Nick Jacobs, Ji Woong Park, Tim Peterson
bioRxiv 487157; doi: https://doi.org/10.1101/487157
Genotype-phenotype relationships are at the heart of biology and medicine. Numerous advances in genotyping and phenotyping have accelerated the pace of disease gene and drug discovery. Though now that there are so many genes and drugs to study, it makes prioritizing them difficult.
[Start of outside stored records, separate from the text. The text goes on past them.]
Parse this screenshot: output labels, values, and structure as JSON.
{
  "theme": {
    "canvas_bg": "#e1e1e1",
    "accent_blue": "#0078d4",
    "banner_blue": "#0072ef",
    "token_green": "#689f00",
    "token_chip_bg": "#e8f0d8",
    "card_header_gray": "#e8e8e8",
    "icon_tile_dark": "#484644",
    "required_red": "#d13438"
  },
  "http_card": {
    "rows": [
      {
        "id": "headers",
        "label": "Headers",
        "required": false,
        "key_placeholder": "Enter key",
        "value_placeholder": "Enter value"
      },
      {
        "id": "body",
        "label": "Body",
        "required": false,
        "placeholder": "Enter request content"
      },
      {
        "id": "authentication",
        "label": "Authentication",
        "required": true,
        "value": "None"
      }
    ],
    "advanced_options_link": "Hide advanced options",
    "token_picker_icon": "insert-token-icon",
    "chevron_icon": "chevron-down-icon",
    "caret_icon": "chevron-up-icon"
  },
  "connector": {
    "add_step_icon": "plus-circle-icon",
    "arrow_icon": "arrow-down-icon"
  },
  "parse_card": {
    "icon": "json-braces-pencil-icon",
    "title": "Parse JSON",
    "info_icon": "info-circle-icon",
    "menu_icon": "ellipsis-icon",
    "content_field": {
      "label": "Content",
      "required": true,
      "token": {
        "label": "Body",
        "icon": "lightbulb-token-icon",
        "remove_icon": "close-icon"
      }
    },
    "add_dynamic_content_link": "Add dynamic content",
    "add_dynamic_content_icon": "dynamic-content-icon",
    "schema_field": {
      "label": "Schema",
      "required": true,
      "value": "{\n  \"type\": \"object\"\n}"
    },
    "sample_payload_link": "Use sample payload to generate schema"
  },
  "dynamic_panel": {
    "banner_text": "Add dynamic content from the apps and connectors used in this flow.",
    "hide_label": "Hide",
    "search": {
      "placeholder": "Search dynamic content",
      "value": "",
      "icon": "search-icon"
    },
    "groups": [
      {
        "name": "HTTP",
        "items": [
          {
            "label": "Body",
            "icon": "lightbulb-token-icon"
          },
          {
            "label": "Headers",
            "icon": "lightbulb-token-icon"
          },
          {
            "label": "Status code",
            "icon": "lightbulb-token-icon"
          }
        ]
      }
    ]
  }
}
Also, disease model assays are getting more complex and this is reflected in the growing complexity of research papers and the cost of drug development. Herein we propose a way out of this arms race. We argue for synthetic interaction testing in mammalian cells using cell growth - changes in cell number that could be due to a number of factors - as a readout to judge the potential of a genetic or environmental variable of interest (e.g., a gene or drug). That is, if a gene or drug of interest is combined with a known perturbation and causes a strong cell growth phenotype relative to that caused by the known perturbation alone, this justifies proceeding with the gene/drug in more complex models like mouse models where the known perturbation is already validated. This recommendation is backed by the following: 1) Genes required for cell growth involve nearly all classifications of cellular and molecular processes; 2) Nearly all genes important in cancer - a disease defined by altered cell number - are also important in other complex diseases; 3) Patient condition and patient cell growth responses to many drugs are comparable. Taken together, these findings suggest cell growth could be broadly applicable phenotype for understanding gene and drug function. Measuring cell growth is robust, and requires little time and money. These are features that have long been capitalized on by pioneers using model organisms that we hope more mammalian biologists will recognize.